Melissa: Don’t be fooled by the name
It all started with a Microsoft Word document upload on the 26th of March 1999 to a newsgroup on a website called Usenet. Its creator, David Smith, had been tracking the rise of a new kind of virus which could spread itself via e-mail. His own iteration, Melissa, was not the first, but it took e-mail viruses to previously unseen heights. It came in an e-mail with the subject line “important message from [name]” and contained a small Word document. When opened, it overrode Word’s security safeguards and sent itself to the first 50 contacts in the user’s Outlook address book. It spread like wildfire, and it wasn’t long until Microsoft was forced to shut down all incoming e-mail company-wide.
Stuxnet: Cyberwarfare comes to the fore
In the 90s, viruses like Melissa were annoying, but ultimately were not that malicious. Fast forward ten years and the circumstances had drastically changed. First uncovered in 2010, a virus called Stuxnet was propagating itself through computer systems which controlled industrial machinery, causing irreparable harm and disruption. It was a marksman’s virus; only a very specific set of industrial computers running certain software from the German company Siemens were affected. For this reason, it is widely believed that the virus was a joint U.S.-Israeli cyberattack to disrupt Iran’s nuclear program – which it did, as almost 60% of the infected computers were in that country.
WannaCry: A malicious get-rich-quick scheme
Meanwhile, malicious viruses were also evolving to affect personal computers. The U.S. National Security Agency developed an exploit for Microsoft Windows named EternalBlue, which allowed them to install malware on computers overseas. Unfortunately for them, it was stolen and used for a massive ransomware attack in 2017 called WannaCry. Ransomware is a name for viruses which encrypt your files, denying access to them until a payment is made to a specified account – in this case, a bitcoin wallet.
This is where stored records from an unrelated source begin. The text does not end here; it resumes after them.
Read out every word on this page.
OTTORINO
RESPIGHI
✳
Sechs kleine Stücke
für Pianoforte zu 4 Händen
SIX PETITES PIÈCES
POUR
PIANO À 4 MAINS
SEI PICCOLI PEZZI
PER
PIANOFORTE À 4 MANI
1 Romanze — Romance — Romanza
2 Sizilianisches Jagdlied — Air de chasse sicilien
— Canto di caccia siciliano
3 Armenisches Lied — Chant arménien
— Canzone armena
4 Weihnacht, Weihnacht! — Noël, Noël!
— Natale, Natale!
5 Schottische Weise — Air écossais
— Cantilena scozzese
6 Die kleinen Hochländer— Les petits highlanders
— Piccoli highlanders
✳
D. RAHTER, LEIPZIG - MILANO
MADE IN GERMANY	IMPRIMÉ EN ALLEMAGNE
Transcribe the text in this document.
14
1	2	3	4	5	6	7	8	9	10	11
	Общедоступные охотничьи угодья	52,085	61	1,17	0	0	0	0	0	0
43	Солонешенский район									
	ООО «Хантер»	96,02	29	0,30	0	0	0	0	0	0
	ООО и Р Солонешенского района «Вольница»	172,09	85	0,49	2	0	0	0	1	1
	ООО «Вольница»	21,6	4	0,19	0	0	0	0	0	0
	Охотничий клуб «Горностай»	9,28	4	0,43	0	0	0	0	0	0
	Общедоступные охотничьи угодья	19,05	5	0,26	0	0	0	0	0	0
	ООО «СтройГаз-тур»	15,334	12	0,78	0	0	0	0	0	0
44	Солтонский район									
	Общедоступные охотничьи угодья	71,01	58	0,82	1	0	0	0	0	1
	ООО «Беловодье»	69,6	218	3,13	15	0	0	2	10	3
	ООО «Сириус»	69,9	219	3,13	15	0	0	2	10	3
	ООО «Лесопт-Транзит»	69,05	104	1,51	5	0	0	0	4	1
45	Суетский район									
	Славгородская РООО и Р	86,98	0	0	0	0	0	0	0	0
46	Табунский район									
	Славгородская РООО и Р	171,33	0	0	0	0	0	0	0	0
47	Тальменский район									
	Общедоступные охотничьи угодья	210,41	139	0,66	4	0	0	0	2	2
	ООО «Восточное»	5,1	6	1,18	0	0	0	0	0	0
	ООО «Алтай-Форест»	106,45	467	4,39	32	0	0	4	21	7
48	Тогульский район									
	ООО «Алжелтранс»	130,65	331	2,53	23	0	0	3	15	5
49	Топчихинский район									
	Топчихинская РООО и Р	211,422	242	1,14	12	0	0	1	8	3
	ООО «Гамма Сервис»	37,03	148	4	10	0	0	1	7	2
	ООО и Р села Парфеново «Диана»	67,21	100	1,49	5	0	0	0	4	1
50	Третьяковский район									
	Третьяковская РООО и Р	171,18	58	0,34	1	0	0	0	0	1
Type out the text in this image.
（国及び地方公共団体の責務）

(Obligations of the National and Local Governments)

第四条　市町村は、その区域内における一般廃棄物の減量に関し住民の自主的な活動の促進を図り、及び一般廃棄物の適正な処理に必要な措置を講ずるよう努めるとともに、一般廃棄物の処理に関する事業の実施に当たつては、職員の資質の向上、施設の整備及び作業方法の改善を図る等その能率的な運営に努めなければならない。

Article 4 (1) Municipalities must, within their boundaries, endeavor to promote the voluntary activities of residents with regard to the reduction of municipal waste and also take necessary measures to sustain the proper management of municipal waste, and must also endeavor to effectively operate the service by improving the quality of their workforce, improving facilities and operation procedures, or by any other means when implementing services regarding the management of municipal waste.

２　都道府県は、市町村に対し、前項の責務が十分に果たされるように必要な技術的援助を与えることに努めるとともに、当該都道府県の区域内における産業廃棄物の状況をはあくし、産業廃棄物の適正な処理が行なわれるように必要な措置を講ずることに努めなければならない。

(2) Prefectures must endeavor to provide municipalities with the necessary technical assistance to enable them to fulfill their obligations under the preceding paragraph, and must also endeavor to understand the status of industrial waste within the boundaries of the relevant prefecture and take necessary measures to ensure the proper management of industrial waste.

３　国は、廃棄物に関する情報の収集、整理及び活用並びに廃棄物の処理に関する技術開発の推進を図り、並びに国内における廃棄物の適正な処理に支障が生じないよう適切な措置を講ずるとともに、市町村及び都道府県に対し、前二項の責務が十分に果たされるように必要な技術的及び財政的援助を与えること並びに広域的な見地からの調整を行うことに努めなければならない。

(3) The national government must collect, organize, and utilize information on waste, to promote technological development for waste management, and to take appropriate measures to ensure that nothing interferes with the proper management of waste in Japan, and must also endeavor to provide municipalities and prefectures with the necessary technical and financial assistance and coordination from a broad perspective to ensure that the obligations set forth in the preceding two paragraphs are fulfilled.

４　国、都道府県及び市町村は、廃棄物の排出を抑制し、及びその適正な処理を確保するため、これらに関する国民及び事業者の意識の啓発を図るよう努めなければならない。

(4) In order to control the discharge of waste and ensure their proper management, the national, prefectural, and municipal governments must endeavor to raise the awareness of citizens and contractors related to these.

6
Europol estimated that 200,000 computers across 150 countries were affected, and around $150,000 worth of payments were made to the account. For their part, the U.S. Government, United Kingdom and Australia publicly stated they believed North Korea was behind the attack.
CryptoLocker: Hitting the jackpot
WannaCry was disruptive, causing major shutdowns to organisations like Britain’s National Health Service. However, the money the authors made was comparatively low. That was not the case for another major ransomware attack in 2014.
CryptoLocker, a trojan that targeted computers running on Microsoft Windows, spread itself via an e-mail which contained a .exe file attachment which had its icon changed to make it look like a more harmless .pdf document. Once opened, it encrypted the user’s files and demanded payment in the form of bitcoin or a prepaid cash voucher. It was an unprecedented success for the authors, managing to extort around $3 million.